In der Tiefe des Apsu aber, im Urozean, gelang es dem König schließlich doch noch, das Lebenskraut zu finden, ein zartes Pflänzchen mit dem Namen Als-Greis-wird-derMensch-wieder-jung. Gilgamesch war außer sich vor Freude und wollte das Kraut mit in seine Heimat Uruk nehmen, um auch andere daran teilhaben zu lassen. Er wußte: Sieben Jahre brauchte das Kraut, um seine volle Kraft zu entwickeln, und sieben Jahre würde auch seine Reise dauern.
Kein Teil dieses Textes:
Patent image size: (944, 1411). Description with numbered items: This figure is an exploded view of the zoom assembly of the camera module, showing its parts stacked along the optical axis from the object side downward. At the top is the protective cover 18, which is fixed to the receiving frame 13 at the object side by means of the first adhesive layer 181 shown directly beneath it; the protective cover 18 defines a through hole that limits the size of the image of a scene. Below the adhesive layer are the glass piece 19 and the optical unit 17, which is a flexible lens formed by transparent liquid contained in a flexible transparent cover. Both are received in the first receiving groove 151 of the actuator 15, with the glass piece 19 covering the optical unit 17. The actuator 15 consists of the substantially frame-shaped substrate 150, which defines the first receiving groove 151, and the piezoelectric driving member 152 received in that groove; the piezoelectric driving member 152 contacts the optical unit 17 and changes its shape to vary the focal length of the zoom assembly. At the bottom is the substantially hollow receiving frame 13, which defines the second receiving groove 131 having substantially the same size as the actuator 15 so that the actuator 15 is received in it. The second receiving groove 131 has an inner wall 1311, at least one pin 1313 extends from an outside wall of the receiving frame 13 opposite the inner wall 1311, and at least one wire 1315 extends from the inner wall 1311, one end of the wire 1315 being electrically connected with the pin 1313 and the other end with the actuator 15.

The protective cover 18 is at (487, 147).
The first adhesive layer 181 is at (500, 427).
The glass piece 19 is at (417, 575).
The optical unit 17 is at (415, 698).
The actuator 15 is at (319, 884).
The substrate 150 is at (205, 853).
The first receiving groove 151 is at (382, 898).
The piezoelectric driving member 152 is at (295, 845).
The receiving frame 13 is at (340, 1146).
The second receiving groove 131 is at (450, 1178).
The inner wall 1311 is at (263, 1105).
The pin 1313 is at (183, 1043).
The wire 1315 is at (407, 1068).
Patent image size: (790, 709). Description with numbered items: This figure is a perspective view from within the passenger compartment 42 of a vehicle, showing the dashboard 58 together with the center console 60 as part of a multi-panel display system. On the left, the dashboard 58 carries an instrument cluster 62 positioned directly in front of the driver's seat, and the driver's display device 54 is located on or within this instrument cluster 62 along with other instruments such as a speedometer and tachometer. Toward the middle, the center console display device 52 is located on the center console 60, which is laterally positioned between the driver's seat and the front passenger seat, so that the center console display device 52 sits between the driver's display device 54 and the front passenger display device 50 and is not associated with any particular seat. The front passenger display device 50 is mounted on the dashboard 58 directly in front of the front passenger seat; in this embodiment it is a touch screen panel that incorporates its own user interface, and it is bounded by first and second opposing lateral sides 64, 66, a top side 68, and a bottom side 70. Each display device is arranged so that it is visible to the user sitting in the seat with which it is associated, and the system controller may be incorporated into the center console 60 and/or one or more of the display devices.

Als er aber kurz vor seinem Ziel ein Bad in einem einsamen Gewässer nahm, kroch eine Schlange heran und vertilgte das Kraut bis aufs letzte Blatt. Das Reptil häutete sich und schlängelte verjüngt von dannen, womit sie die Menschheit zum zweiten Mal um das ewige Leben brachte – wie schon im Garten Eden, als sie die sündige Eva verführte.
Auf diese Nacherzählung der Legende folgte eine vage Beschreibung, unter welchen klimatischen Bedingungen es dennoch gelingen könne, das lebensspendende Gilgamesch-Kraut heranzuziehen. Und da begriff Christopher, daß Nestor nichts anderes als eben das im Sinn gehabt hatte, als er seinen Dachgarten anlegte. Es war ihm niemals um den Wald aus Palmen und Farnen gegangen, sondern nur um das geheime Kräuterbeet in seiner Mitte – jenes Beet, in dem nun sein eigener Leichnam begraben lag.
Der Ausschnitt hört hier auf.